Fenech films the days in the lives of folk living in Sunnyvale in Sydney’s west, bottom-feeders in the ooze beneath the Oz pond. For us cinema-goers, the experience ranges from hilarious to mildly thought-provoking.
SBS has announced that it will give the series another season. It’s unlikely to have the full complement of the movie’s grunge factors that compel us to put aside priggish restraints and laugh at its visual and verbal wit and its blissful embrace of elements that would infuriate the sanctimonious.

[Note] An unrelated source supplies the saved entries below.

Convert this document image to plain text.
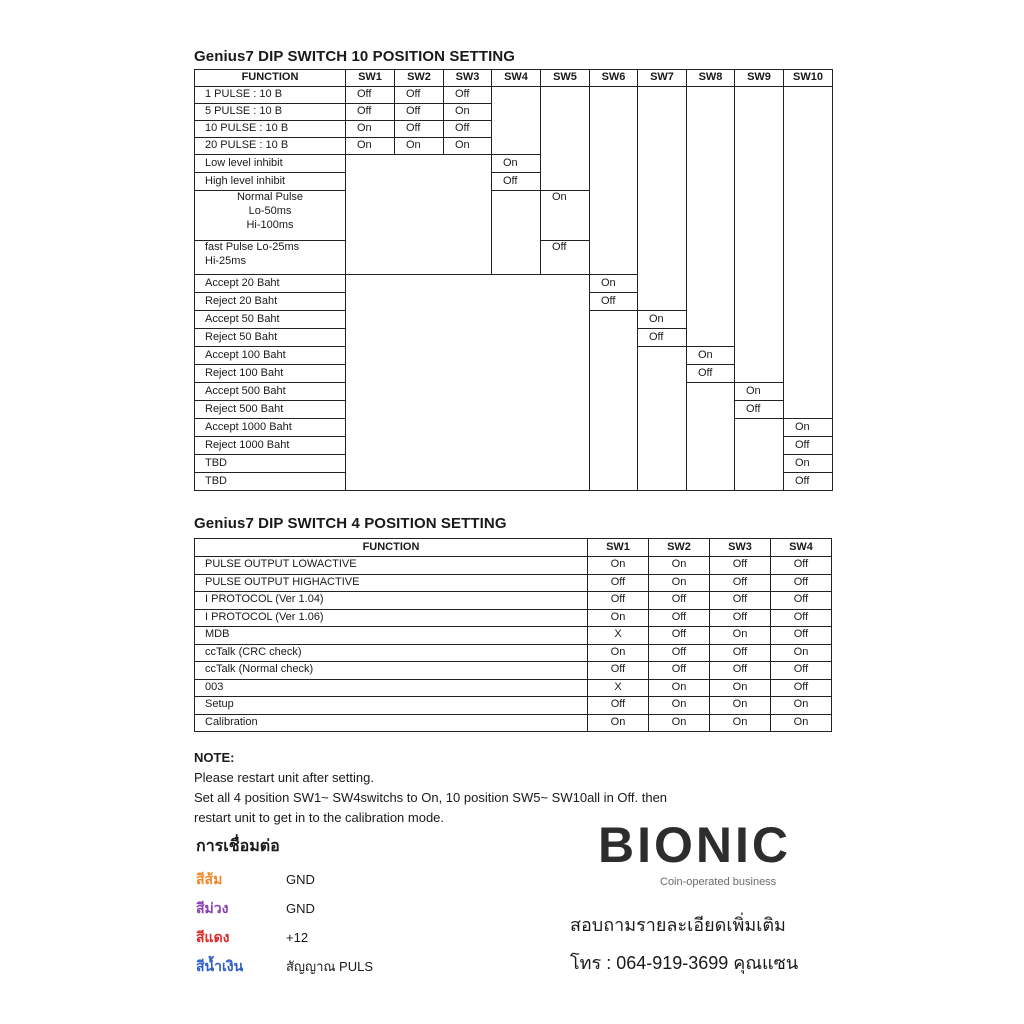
Genius7 DIP SWITCH 10 POSITION SETTING
FUNCTION	SW1	SW2	SW3	SW4	SW5	SW6	SW7	SW8	SW9	SW10
1 PULSE : 10 B	Off	Off	Off							
5 PULSE : 10 B	Off	Off	On							
10 PULSE : 10 B	On	Off	Off							
20 PULSE : 10 B	On	On	On							
Low level inhibit				On						
High level inhibit				Off						
Normal Pulse
Lo-50ms
Hi-100ms					On					
fast Pulse Lo-25ms
Hi-25ms					Off					
Accept 20 Baht						On				
Reject 20 Baht						Off				
Accept 50 Baht							On			
Reject 50 Baht							Off			
Accept 100 Baht								On		
Reject 100 Baht								Off		
Accept 500 Baht									On	
Reject 500 Baht									Off	
Accept 1000 Baht										On
Reject 1000 Baht										Off
TBD										On
TBD										Off
Genius7 DIP SWITCH 4 POSITION SETTING
FUNCTION	SW1	SW2	SW3	SW4
PULSE OUTPUT LOWACTIVE	On	On	Off	Off
PULSE OUTPUT HIGHACTIVE	Off	On	Off	Off
I PROTOCOL (Ver 1.04)	Off	Off	Off	Off
I PROTOCOL (Ver 1.06)	On	Off	Off	Off
MDB	X	Off	On	Off
ccTalk (CRC check)	On	Off	Off	On
ccTalk (Normal check)	Off	Off	Off	Off
003	X	On	On	Off
Setup	Off	On	On	On
Calibration	On	On	On	On
NOTE:
Please restart unit after setting.
Set all 4 position SW1~ SW4switchs to On, 10 position SW5~ SW10all in Off. then
restart unit to get in to the calibration mode.
การเชื่อมต่อ
สีส้ม	GND
สีม่วง	GND
สีแดง	+12
สีน้ำเงิน	สัญญาณ PULS
BIONIC
Coin-operated business
สอบถามรายละเอียดเพิ่มเติม
โทร : 064-919-3699 คุณแซน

Such plot the film has involves Shazza (Elle Dawe), her de facto Dazza (Jason Davis) together with Maori father of the year Kev (Kev Taumata), his wife Vanessa (Vanessa Davis) and thong-throwing wide boy Franky (Fenech) who do a deal with the Sunnyvale bikie chapter to drive in a borrowed van to Uluru so Shazza can sprinkle her mother’s ashes. Slimness of plot leaves space for the film to take the mickey out of Kiwis, Lebs, Abos, Parliament, Julia Gillard, the cops, the welfare system, midgets, community clubs, strippers, national heritage sites, citizens’ rights and the judicial system.
The film’s dedicated to the late Ian Turpie. Make of that what you will as you laugh, despite your better judgement.